Cette dernière boutade le mit de bonne humeur.

— Nom d’un tonnerre ! comme dit M. Jules, s’écria-t-il sans reculer devant l’absence totale d’un auditoire choisi, nom de plusieurs tonnerres, même… à part quelques torgnoles et pas mal de rebuffades, l’affaire finira par devenir bonne ! Seulement il s’agit de se bien tenir, et, sur ma foi, l’on se tiendra bien.

Cela achevé, Goquillard-Charbonneau, reprenant son allure de bourgeois de remise, se mit à arpenter, de son pas le plus rapide, le milieu de la chaussée, afin de voir venir tout à son aise les bonnes et les mauvaises rencontres. Conseil que nous donnerons aux coquins qui sortent de bonne heure, et aux honnêtes gens qui rentrent tard.


III

M. BENJAMIN

Tandis que cette scène, à laquelle n’était guère préparé le bonhomme Charbonneau, se passait sur le trottoir qui bordait le mur extérieur du jardin de l’hôtel Casa-Real, Anita la quarteronne se rendait en toute hâte auprès de sa maîtresse.

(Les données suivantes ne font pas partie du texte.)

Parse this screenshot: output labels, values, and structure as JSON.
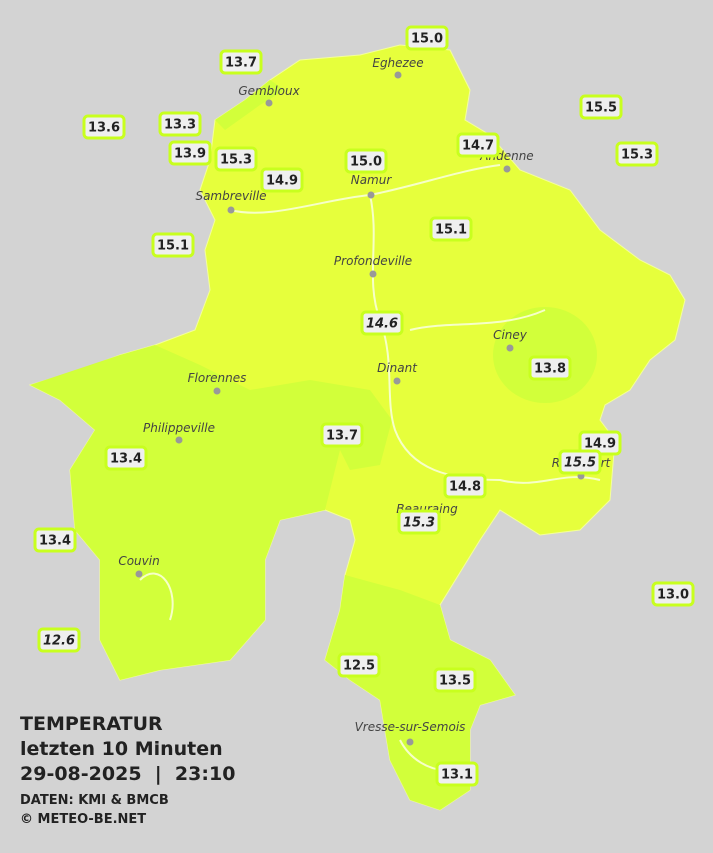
{
  "title": "TEMPERATUR",
  "subtitle": "letzten 10 Minuten",
  "timestamp": "29-08-2025  |  23:10",
  "credits": [
    "DATEN: KMI & BMCB",
    "© METEO-BE.NET"
  ],
  "cities": [
    "Eghezee",
    "Gembloux",
    "Andenne",
    "Namur",
    "Sambreville",
    "Profondeville",
    "Ciney",
    "Florennes",
    "Dinant",
    "Philippeville",
    "Rochefort",
    "Beauraing",
    "Couvin",
    "Vresse-sur-Semois"
  ],
  "stations": [
    {
      "value": "15.0"
    },
    {
      "value": "13.7"
    },
    {
      "value": "15.5"
    },
    {
      "value": "13.6"
    },
    {
      "value": "13.3"
    },
    {
      "value": "13.9"
    },
    {
      "value": "15.3"
    },
    {
      "value": "14.9"
    },
    {
      "value": "15.0"
    },
    {
      "value": "14.7"
    },
    {
      "value": "15.3"
    },
    {
      "value": "15.1"
    },
    {
      "value": "15.1"
    },
    {
      "value": "14.6",
      "italic": true
    },
    {
      "value": "13.8"
    },
    {
      "value": "13.7"
    },
    {
      "value": "14.9"
    },
    {
      "value": "13.4"
    },
    {
      "value": "15.5",
      "italic": true
    },
    {
      "value": "14.8"
    },
    {
      "value": "15.3",
      "italic": true
    },
    {
      "value": "13.4"
    },
    {
      "value": "13.0"
    },
    {
      "value": "12.6",
      "italic": true
    },
    {
      "value": "12.5"
    },
    {
      "value": "13.5"
    },
    {
      "value": "13.1"
    }
  ]
}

Elle la trouva dans sa chambre à coucher, procédant à sa toilette.

Or, il nous faut bien l’avouer, c’était une singulière toilette que celle de doña Hermosa.

À coup sûr le costume, principal et accessoires, étalé sur ce divan broché de soie et d’or représentant des fleurs diaphanes ou des oisillons fantastiques, jurait fort avec l’ameublement de ce réduit amoureux.